By focusing on the achievement gap, ACM asks museums to work towards a goal that, arguably, has little or nothing to do with the mission of most museums, does not utilize museums’ inherent strengths, and raises social justice concerns. Here are some of the problems with defining “closing the achievement gap” as a goal for children’s museums:
- The achievement gap is defined by test scores, which are primarily reading and math tests. They do not measure (nor do they claim to measure) the types of impact that children’s museums are likely to have on young visitors.
- Children’s museums are arguably most effective at stimulating curiosity in children. Much of the school curricula, as well as these tests, are currently designed to engage all students in the same topic, regardless of individual interest or curiosity. Children’s museums are also effective in engaging children in productive collaboration; standardized tests are always independent.
- The tests are in and of themselves problematic. For example, reading tests have been criticized for testing convergent but not divergent thinking. Specific test questions have been identified as baffling even to highly educated adults – in New York, the most famous example of this was the “pineapple question.”
- The tests are themselves part of a system that is problematic for a wide range of reasons, including:
-Tests funnel significant amounts of education funding toward the large companies that create tests and test preparation tools.
-Tests narrow the school curriculum to focus on test preparation. This often results in schools that focus on “basic skills” (reading and math) at the expense of the arts, visits to museums, and teaching children to think for themselves.

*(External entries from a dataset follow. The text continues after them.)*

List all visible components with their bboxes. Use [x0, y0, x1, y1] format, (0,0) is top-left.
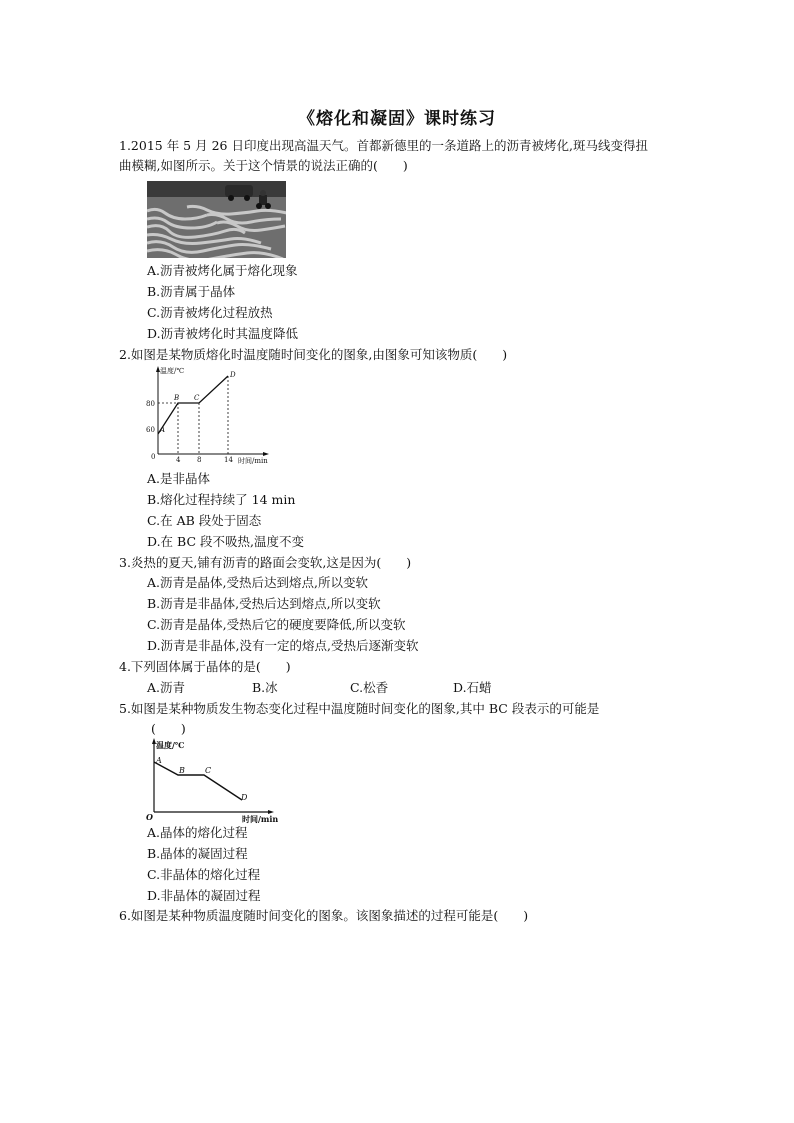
q2-ylabel: 温度/℃: [160, 367, 185, 375]
q1-stem-line1: 1.2015 年 5 月 26 日印度出现高温天气。首都新德里的一条道路上的沥青被烤化,斑马线变得扭: [119, 138, 648, 153]
q5-option-b: B.晶体的凝固过程: [147, 846, 248, 861]
q5-point-a: A: [156, 756, 162, 765]
q5-point-c: C: [205, 766, 212, 775]
q2-option-d: D.在 BC 段不吸热,温度不变: [147, 534, 304, 549]
q1-option-c: C.沥青被烤化过程放热: [147, 305, 273, 320]
q4-option-b: B.冰: [252, 680, 278, 695]
q2-curve: [158, 376, 228, 434]
q2-x-arrow-icon: [263, 452, 269, 456]
q1-option-d: D.沥青被烤化时其温度降低: [147, 326, 299, 341]
asphalt-road-image: [147, 181, 286, 258]
page-title: 《熔化和凝固》课时练习: [298, 109, 496, 129]
q2-ytick-80: 80: [146, 400, 155, 408]
q5-option-c: C.非晶体的熔化过程: [147, 867, 261, 882]
q4-stem: 4.下列固体属于晶体的是( ): [119, 659, 291, 674]
q5-ylabel: 温度/℃: [156, 740, 185, 750]
q1-road-photo: [147, 181, 286, 258]
q2-point-c: C: [194, 394, 200, 402]
q2-xtick-14: 14: [224, 456, 233, 464]
q2-point-d: D: [230, 371, 236, 379]
q3-stem: 3.炎热的夏天,铺有沥青的路面会变软,这是因为( ): [119, 555, 412, 570]
q1-option-b: B.沥青属于晶体: [147, 284, 236, 299]
q3-option-d: D.沥青是非晶体,没有一定的熔点,受热后逐渐变软: [147, 638, 419, 653]
q2-xtick-4: 4: [176, 456, 181, 464]
q3-option-b: B.沥青是非晶体,受热后达到熔点,所以变软: [147, 596, 381, 611]
q2-point-b: B: [174, 394, 180, 402]
q2-option-c: C.在 AB 段处于固态: [147, 513, 262, 528]
q3-option-a: A.沥青是晶体,受热后达到熔点,所以变软: [147, 575, 368, 590]
q2-option-b: B.熔化过程持续了 14 min: [147, 492, 296, 507]
q3-option-c: C.沥青是晶体,受热后它的硬度要降低,所以变软: [147, 617, 406, 632]
q2-xlabel: 时间/min: [238, 457, 268, 465]
q2-xtick-8: 8: [197, 456, 202, 464]
q5-solidifying-graph: [142, 736, 282, 824]
q5-option-a: A.晶体的熔化过程: [147, 825, 248, 840]
q5-curve: [154, 762, 242, 800]
q4-option-c: C.松香: [350, 680, 389, 695]
q2-melting-graph: [140, 364, 280, 468]
q5-point-b: B: [179, 766, 185, 775]
q5-point-d: D: [241, 793, 248, 802]
q4-option-a: A.沥青: [147, 680, 186, 695]
q5-option-d: D.非晶体的凝固过程: [147, 888, 261, 903]
q2-stem: 2.如图是某物质熔化时温度随时间变化的图象,由图象可知该物质( ): [119, 347, 508, 362]
q5-xlabel: 时间/min: [242, 814, 279, 824]
q2-ytick-60: 60: [146, 426, 155, 434]
q5-stem-line1: 5.如图是某种物质发生物态变化过程中温度随时间变化的图象,其中 BC 段表示的可能是: [119, 701, 600, 716]
q6-stem: 6.如图是某种物质温度随时间变化的图象。该图象描述的过程可能是( ): [119, 908, 529, 923]
q1-stem-line2: 曲模糊,如图所示。关于这个情景的说法正确的( ): [119, 158, 408, 173]
q1-option-a: A.沥青被烤化属于熔化现象: [147, 263, 298, 278]
q2-option-a: A.是非晶体: [147, 471, 211, 486]
q5-stem-line2: ( ): [151, 721, 186, 736]
q4-option-d: D.石蜡: [453, 680, 492, 695]
q2-point-a: A: [160, 426, 166, 434]
car-shape: [225, 185, 253, 197]
q5-origin-label: O: [146, 812, 153, 822]
q2-origin-label: 0: [151, 453, 156, 461]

The resulting schools follow a curriculum that parents with significant means would never accept for their own children.
-Standardized tests are used to hold teachers accountable, judging them their students’ scores despite the fact that these test scores are highly correlated with the income and education of parents.

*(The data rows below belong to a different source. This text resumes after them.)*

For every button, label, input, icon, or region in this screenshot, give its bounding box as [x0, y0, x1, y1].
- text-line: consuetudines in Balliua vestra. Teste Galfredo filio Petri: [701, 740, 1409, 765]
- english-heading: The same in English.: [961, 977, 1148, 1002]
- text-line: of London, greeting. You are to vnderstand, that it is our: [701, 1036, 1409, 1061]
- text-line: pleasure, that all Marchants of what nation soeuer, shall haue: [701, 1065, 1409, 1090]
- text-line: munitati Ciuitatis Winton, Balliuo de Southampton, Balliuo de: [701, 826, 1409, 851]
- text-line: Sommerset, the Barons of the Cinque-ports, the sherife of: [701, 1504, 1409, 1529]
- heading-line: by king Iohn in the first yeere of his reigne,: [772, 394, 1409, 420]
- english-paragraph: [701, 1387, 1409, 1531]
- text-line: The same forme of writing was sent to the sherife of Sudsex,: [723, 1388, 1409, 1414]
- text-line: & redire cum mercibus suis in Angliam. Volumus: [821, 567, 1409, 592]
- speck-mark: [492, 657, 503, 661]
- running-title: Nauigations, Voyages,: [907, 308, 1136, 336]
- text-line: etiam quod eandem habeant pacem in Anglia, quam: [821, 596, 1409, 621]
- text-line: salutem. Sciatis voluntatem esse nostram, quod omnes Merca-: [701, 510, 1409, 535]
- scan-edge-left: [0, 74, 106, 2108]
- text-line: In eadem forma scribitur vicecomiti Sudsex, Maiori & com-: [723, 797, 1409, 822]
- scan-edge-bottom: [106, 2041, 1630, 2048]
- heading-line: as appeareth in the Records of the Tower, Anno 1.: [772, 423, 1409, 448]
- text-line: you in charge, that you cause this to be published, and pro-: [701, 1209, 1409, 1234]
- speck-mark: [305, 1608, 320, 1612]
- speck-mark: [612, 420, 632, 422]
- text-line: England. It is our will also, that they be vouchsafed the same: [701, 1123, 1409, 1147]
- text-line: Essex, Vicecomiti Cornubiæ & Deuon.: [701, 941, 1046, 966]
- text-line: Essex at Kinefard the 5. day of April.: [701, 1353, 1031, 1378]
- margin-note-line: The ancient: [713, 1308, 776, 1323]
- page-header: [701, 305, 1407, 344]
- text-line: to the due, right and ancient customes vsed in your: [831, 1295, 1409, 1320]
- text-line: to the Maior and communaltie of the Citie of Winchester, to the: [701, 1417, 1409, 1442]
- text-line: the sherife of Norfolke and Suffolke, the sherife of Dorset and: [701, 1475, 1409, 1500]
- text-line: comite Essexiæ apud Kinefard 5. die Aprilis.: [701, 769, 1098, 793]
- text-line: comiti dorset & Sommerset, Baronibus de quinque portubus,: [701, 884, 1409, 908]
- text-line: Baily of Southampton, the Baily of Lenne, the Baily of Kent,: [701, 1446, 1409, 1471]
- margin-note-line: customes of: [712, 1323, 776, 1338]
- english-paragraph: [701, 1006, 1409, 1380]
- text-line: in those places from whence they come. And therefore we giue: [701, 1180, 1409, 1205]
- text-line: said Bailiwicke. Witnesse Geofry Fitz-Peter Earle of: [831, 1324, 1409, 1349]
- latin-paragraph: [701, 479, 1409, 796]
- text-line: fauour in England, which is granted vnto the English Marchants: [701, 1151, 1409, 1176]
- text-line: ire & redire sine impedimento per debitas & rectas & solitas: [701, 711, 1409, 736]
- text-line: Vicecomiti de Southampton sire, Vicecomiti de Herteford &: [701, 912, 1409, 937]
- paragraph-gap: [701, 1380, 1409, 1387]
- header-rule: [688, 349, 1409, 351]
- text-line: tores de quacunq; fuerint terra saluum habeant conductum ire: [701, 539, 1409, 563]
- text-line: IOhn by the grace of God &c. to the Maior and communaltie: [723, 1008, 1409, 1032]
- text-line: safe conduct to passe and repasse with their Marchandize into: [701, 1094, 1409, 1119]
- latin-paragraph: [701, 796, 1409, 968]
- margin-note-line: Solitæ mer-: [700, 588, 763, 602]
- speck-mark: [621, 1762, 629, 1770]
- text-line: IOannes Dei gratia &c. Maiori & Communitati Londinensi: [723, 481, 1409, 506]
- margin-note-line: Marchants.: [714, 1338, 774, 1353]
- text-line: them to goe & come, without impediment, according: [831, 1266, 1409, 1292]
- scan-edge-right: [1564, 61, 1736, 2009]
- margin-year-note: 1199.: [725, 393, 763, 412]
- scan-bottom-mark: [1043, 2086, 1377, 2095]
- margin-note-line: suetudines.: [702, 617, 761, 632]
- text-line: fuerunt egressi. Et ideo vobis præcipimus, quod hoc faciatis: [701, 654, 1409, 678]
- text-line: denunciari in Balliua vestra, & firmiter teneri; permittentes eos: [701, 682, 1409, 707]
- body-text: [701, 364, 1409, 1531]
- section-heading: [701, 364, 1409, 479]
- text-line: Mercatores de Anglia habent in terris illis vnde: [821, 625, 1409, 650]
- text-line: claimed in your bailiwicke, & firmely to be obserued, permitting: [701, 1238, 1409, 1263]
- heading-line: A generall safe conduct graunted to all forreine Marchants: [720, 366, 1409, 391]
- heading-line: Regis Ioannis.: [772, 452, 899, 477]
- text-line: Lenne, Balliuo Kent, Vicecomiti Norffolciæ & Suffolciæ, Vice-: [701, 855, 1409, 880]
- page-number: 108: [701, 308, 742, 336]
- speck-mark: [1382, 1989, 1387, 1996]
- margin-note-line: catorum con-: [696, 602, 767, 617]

-The emphasis on testing precludes more careful thought about the purposes of education, mandating that schools cultivate students who score well on standardized tests, rather than raising students who are curious, civic-minded, original thinkers, have a larger range of job skills, or other potential educational goals.
Museums and Educational Change
ACM’s “Special Town Meeting” defined closing the achievement gap as a “common agenda.” But this is an agenda set by federal and state education departments, not by community members. Large-scale collaboration around a common goal should engage the community in a broader conversation about what a healthy childhood looks like, and what our larger goals are for raising children in our society.
President Dwight D. Eisenhower once said:
I have two kinds of problems: the urgent and the important. The urgent are not important, and the important are never urgent.
The website MindTools defines things that are important as having “an outcome that leads to us achieving our goals, whether these are professional or personal.” Urgent activities, on the other hand, “demand immediate attention, and are usually associated with achieving someone else’s goals. They are often the ones we concentrate on and they demand attention because the consequences of not dealing with them are immediate.”
Ending the achievement gap could potentially prove counter-productive: one could have a group of students who do well on standardized tests but never have the opportunity to develop curiosity or wonder about the world, think or advocate for themselves, or discover what they love to do. Creating a more equal society demands that we think beyond “the achievement gap” and create educational and cultural opportunities for all children that engage them as thinking and feeling individuals who have something to discover from and contribute to the larger world.
When museums focus on the achievement gap they are addressing an urgent problem, but not necessarily an important one. The important problem is equity – how can museums, and all of us individually as citizens, help ensure that all students have the resources and opportunities they need to live happy and productive lives in a truly equal society?